Наташа заразительно смеялась, хотя этот фильм смотре­ла раза три.

— А давай завтра в кино сходим? — предложил Андрей.

— Давай сходим, — согласилась Наташа.

Они сходили в кино, воскресенье гуляли в саду Сталина, слушали духовой оркестр. Первый раз поцеловались через неделю и тогда же решили, что не расстанутся больше ни­когда.

Но расставание было не за горами; через пару недель вру­чат им дипломы и разъедутся они по родным местам, туда, откуда получали направление на учёбу. Наташе уже не хоте­лось возвращаться в родительский дом, и она с тоской смо­трела на календарь, который быстрее обычного приближал день разлуки.
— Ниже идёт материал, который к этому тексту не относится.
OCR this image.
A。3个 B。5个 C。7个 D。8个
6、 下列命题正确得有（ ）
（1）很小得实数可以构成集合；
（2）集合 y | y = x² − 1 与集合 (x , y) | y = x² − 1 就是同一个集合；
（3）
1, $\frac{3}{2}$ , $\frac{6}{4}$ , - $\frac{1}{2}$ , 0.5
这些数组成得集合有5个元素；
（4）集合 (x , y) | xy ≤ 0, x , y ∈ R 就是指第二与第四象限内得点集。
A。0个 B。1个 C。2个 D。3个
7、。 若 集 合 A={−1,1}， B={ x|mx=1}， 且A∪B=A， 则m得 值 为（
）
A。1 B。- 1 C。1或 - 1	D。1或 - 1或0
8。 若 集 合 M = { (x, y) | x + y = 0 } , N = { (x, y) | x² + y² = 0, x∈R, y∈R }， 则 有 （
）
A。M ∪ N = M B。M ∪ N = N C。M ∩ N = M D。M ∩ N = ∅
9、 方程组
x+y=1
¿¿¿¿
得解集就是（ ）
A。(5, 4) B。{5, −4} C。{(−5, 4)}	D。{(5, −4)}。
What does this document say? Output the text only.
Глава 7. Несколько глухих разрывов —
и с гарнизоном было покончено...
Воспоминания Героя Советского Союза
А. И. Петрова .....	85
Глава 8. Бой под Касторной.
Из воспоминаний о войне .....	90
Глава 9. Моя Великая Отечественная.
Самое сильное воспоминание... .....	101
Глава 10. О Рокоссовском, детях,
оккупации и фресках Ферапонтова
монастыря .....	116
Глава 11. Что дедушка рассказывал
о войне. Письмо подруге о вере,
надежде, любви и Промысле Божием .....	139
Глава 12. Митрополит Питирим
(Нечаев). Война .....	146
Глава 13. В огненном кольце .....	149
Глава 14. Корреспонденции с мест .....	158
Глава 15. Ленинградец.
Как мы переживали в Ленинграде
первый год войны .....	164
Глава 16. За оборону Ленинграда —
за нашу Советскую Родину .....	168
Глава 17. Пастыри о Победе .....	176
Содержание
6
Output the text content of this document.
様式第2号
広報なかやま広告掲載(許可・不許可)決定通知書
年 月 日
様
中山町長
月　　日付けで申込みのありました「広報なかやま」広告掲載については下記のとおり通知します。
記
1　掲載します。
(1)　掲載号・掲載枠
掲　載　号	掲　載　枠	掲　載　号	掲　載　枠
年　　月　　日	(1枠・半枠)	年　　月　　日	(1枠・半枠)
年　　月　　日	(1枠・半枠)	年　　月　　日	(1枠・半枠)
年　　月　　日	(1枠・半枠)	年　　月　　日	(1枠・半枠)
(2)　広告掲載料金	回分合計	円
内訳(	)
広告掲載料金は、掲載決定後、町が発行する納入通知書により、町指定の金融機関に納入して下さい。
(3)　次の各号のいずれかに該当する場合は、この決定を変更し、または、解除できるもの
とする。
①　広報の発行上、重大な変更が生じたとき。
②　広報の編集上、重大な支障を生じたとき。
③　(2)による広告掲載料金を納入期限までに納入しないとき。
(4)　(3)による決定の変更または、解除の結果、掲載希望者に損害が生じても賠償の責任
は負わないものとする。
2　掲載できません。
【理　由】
Примерно такое же чувство было и у Андрея; он не собирался с этим мириться и, остановив в коридоре кого-то из преподавателей, входивших в комиссию по рас­пределению, со свойственной его характеру прямотой, не лу­кавя, обратился к нему:

Что нужно сделать для того, чтобы любимую девушку не разлучали с любимым парнем и направили их на работу в одно место?

— Пожениться им нужно, — ответил тот.

Андрей побежал к Наташе и рубанул сразу с плеча:

— Наташа, мы должны расписаться в загсе, иначе тебе не видать распределения со мной на Сахарок.

Наташа никак не ожидала, что в такой форме ей будет сделано предложение, эти слова её словно осыпали песком. Она почувствовала себя оскорбленной; от Андрея в мечтах она ждала рыцарского признания, ведь она об этом много читала и представляла себе, что и у неё будет всё как в ро­манах: цветы и избранник перед ней на коленях. Ну, может быть, на коленях не обязательно, но слово «люблю» должно было прозвучать! Конечно, когда они целовались, он говорил ей, какие у неё вкусные губы и шёлковые волосы, и тогда она чувствовала себя принцессой, но это были всё-таки не главные слова.

Наташа ответила сдержанно:

— Что значит — расписаться в загсе? Я замуж не собира­юсь, меня ждут родители в Барнауле.

— Как же так? — опешил Андрей. — Мы с тобой об этом то и дело говорили, и тут так резко всё переменилось. Что произошло, объясни?!

— Чего здесь объяснять? Сам не глупый, догадайся! — На­таша повернулась и пошла в общежитие.

Андрей же остался стоять на месте, огорошенный пове­дением Наташи. А та только зашла за угол дома, как броси­лась бежать в общагу и, оказавшись в своей комнате, упала на кровать и принялась рыдать в подушку. Как же так? Па­рень, в которого она была влюблена, повел себя с ней так грубо, по-мужицки.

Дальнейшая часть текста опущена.